I picked up Dolly Parton’s cookbook, Dolly’s Dixie Fixin’s, during my last visit to the Dixie Stampede in Gatlinburg, TN. I was pleasently surprised at the variety of recipes that are in it. When Jeremy was flipping through the book, he ran into cowboy beans and said he wanted them one day soon. So, here they are. I served this with oyster crackers. It tastes like a huge bowl of baked beans and chili mixed. Its very good and Ill definately make it again. It does take a while to make them but its definately worth it.

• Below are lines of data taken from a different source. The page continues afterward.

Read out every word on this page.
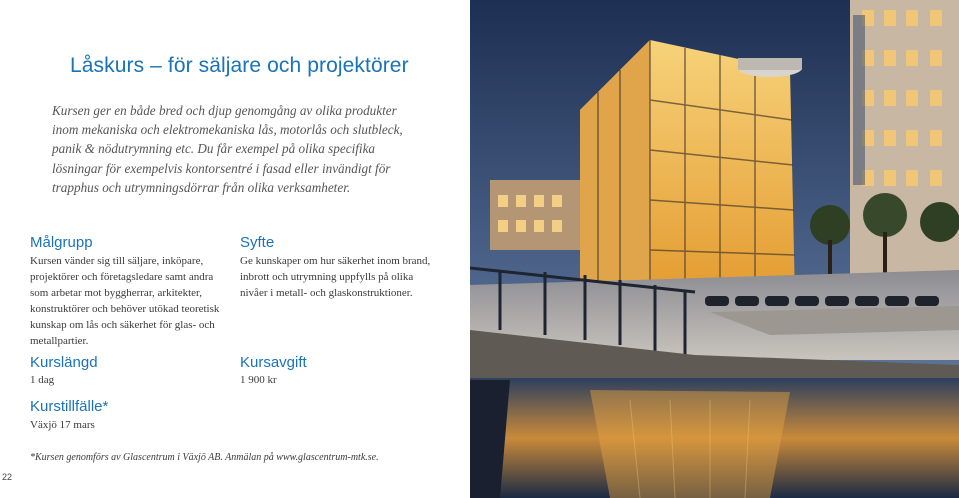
Låskurs – för säljare och projektörer

Kursen ger en både bred och djup genomgång av olika produkter inom mekaniska och elektromekaniska lås, motorlås och slutbleck, panik & nödutrymning etc. Du får exempel på olika specifika lösningar för exempelvis kontorsentré i fasad eller invändigt för trapphus och utrymningsdörrar från olika verksamheter.

Målgrupp

Kursen vänder sig till säljare, inköpare, projektörer och företagsledare samt andra som arbetar mot byggherrar, arkitekter, konstruktörer och behöver utökad teoretisk kunskap om lås och säkerhet för glas- och metallpartier.

Syfte

Ge kunskaper om hur säkerhet inom brand, inbrott och utrymning uppfylls på olika nivåer i metall- och glaskonstruktioner.

Kurslängd

1 dag

Kursavgift

1 900 kr

Kurstillfälle*

Växjö 17 mars

*Kursen genomförs av Glascentrum i Växjö AB. Anmälan på www.glascentrum-mtk.se.

22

1 lb dried navy beans, rinsed and picked through- I used 1/2 lb
1 small ham hock
1 bay leaf
3/4 lb ground beef, cooked and drained- I used 1 lb
1 onion, chopped
2 cups ketchup
1 8 oz can tomato sauce
1 cup brown sugar
3 tbsp worcestershire sauce
2 tbsp molasses
1 tbsp dry mustard
1/2 tsp ground ginger
Soak beans overnight.
Drain beans. Add fresh water (enough to cover beans by about 2 inches),bay leaf, and ham hock to large soup pot. Bring to boil over med high heat. Reduce heat and simmer about 2 hours or until beans are very tender. Drain, reserving 1 cup of cooking liquid. Discard bay leaf and return to pot.

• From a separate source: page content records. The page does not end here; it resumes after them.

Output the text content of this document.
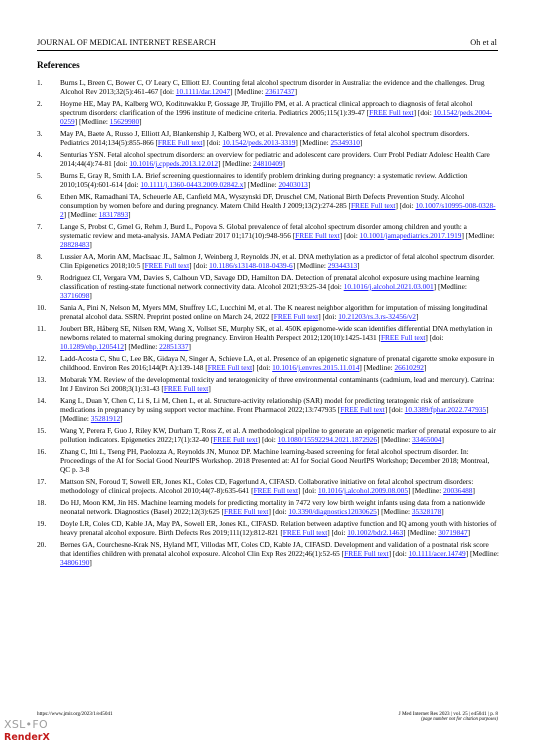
JOURNAL OF MEDICAL INTERNET RESEARCH	Oh et al
References
1. Burns L, Breen C, Bower C, O' Leary C, Elliott EJ. Counting fetal alcohol spectrum disorder in Australia: the evidence and the challenges. Drug Alcohol Rev 2013;32(5):461-467 [doi: 10.1111/dar.12047] [Medline: 23617437]
2. Hoyme HE, May PA, Kalberg WO, Kodituwakku P, Gossage JP, Trujillo PM, et al. A practical clinical approach to diagnosis of fetal alcohol spectrum disorders: clarification of the 1996 institute of medicine criteria. Pediatrics 2005;115(1):39-47 [FREE Full text] [doi: 10.1542/peds.2004-0259] [Medline: 15629980]
3. May PA, Baete A, Russo J, Elliott AJ, Blankenship J, Kalberg WO, et al. Prevalence and characteristics of fetal alcohol spectrum disorders. Pediatrics 2014;134(5):855-866 [FREE Full text] [doi: 10.1542/peds.2013-3319] [Medline: 25349310]
4. Senturias YSN. Fetal alcohol spectrum disorders: an overview for pediatric and adolescent care providers. Curr Probl Pediatr Adolesc Health Care 2014;44(4):74-81 [doi: 10.1016/j.cppeds.2013.12.012] [Medline: 24810409]
5. Burns E, Gray R, Smith LA. Brief screening questionnaires to identify problem drinking during pregnancy: a systematic review. Addiction 2010;105(4):601-614 [doi: 10.1111/j.1360-0443.2009.02842.x] [Medline: 20403013]
6. Ethen MK, Ramadhani TA, Scheuerle AE, Canfield MA, Wyszynski DF, Druschel CM, National Birth Defects Prevention Study. Alcohol consumption by women before and during pregnancy. Matern Child Health J 2009;13(2):274-285 [FREE Full text] [doi: 10.1007/s10995-008-0328-2] [Medline: 18317893]
7. Lange S, Probst C, Gmel G, Rehm J, Burd L, Popova S. Global prevalence of fetal alcohol spectrum disorder among children and youth: a systematic review and meta-analysis. JAMA Pediatr 2017 01;171(10):948-956 [FREE Full text] [doi: 10.1001/jamapediatrics.2017.1919] [Medline: 28828483]
8. Lussier AA, Morin AM, MacIsaac JL, Salmon J, Weinberg J, Reynolds JN, et al. DNA methylation as a predictor of fetal alcohol spectrum disorder. Clin Epigenetics 2018;10:5 [FREE Full text] [doi: 10.1186/s13148-018-0439-6] [Medline: 29344313]
9. Rodriguez CI, Vergara VM, Davies S, Calhoun VD, Savage DD, Hamilton DA. Detection of prenatal alcohol exposure using machine learning classification of resting-state functional network connectivity data. Alcohol 2021;93:25-34 [doi: 10.1016/j.alcohol.2021.03.001] [Medline: 33716098]
10. Sania A, Pini N, Nelson M, Myers MM, Shuffrey LC, Lucchini M, et al. The K nearest neighbor algorithm for imputation of missing longitudinal prenatal alcohol data. SSRN. Preprint posted online on March 24, 2022 [FREE Full text] [doi: 10.21203/rs.3.rs-32456/v2]
11. Joubert BR, Håberg SE, Nilsen RM, Wang X, Vollset SE, Murphy SK, et al. 450K epigenome-wide scan identifies differential DNA methylation in newborns related to maternal smoking during pregnancy. Environ Health Perspect 2012;120(10):1425-1431 [FREE Full text] [doi: 10.1289/ehp.1205412] [Medline: 22851337]
12. Ladd-Acosta C, Shu C, Lee BK, Gidaya N, Singer A, Schieve LA, et al. Presence of an epigenetic signature of prenatal cigarette smoke exposure in childhood. Environ Res 2016;144(Pt A):139-148 [FREE Full text] [doi: 10.1016/j.envres.2015.11.014] [Medline: 26610292]
13. Mobarak YM. Review of the developmental toxicity and teratogenicity of three environmental contaminants (cadmium, lead and mercury). Catrina: Int J Environ Sci 2008;3(1):31-43 [FREE Full text]
14. Kang L, Duan Y, Chen C, Li S, Li M, Chen L, et al. Structure-activity relationship (SAR) model for predicting teratogenic risk of antiseizure medications in pregnancy by using support vector machine. Front Pharmacol 2022;13:747935 [FREE Full text] [doi: 10.3389/fphar.2022.747935] [Medline: 35281912]
15. Wang Y, Perera F, Guo J, Riley KW, Durham T, Ross Z, et al. A methodological pipeline to generate an epigenetic marker of prenatal exposure to air pollution indicators. Epigenetics 2022;17(1):32-40 [FREE Full text] [doi: 10.1080/15592294.2021.1872926] [Medline: 33465004]
16. Zhang C, Itti L, Tseng PH, Paolozza A, Reynolds JN, Munoz DP. Machine learning-based screening for fetal alcohol spectrum disorder. In: Proceedings of the AI for Social Good NeurIPS Workshop. 2018 Presented at: AI for Social Good NeurIPS Workshop; December 2018; Montreal, QC p. 3-8
17. Mattson SN, Foroud T, Sowell ER, Jones KL, Coles CD, Fagerlund A, CIFASD. Collaborative initiative on fetal alcohol spectrum disorders: methodology of clinical projects. Alcohol 2010;44(7-8):635-641 [FREE Full text] [doi: 10.1016/j.alcohol.2009.08.005] [Medline: 20036488]
18. Do HJ, Moon KM, Jin HS. Machine learning models for predicting mortality in 7472 very low birth weight infants using data from a nationwide neonatal network. Diagnostics (Basel) 2022;12(3):625 [FREE Full text] [doi: 10.3390/diagnostics12030625] [Medline: 35328178]
19. Doyle LR, Coles CD, Kable JA, May PA, Sowell ER, Jones KL, CIFASD. Relation between adaptive function and IQ among youth with histories of heavy prenatal alcohol exposure. Birth Defects Res 2019;111(12):812-821 [FREE Full text] [doi: 10.1002/bdr2.1463] [Medline: 30719847]
20. Bernes GA, Courchesne-Krak NS, Hyland MT, Villodas MT, Coles CD, Kable JA, CIFASD. Development and validation of a postnatal risk score that identifies children with prenatal alcohol exposure. Alcohol Clin Exp Res 2022;46(1):52-65 [FREE Full text] [doi: 10.1111/acer.14749] [Medline: 34806190]
https://www.jmir.org/2023/1/e45041	J Med Internet Res 2023 | vol. 25 | e45041 | p. 8
(page number not for citation purposes)
XSL•FO
RenderX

Preheat oven to 350 and spray a 5 qt casserole with veg oil cooking spray.
Remove ham from bone and chop it into small pieces. Add ham, onion, beef, molasses, ketchup, tomato sauce, sugar, worcestershire sauce, mustard, and ginger to to beans. Stir until combined. Pour bean mixture into casserole. Add reserved cooking liquid. Cover with foil and bake for 2 hours. Stir occasionally.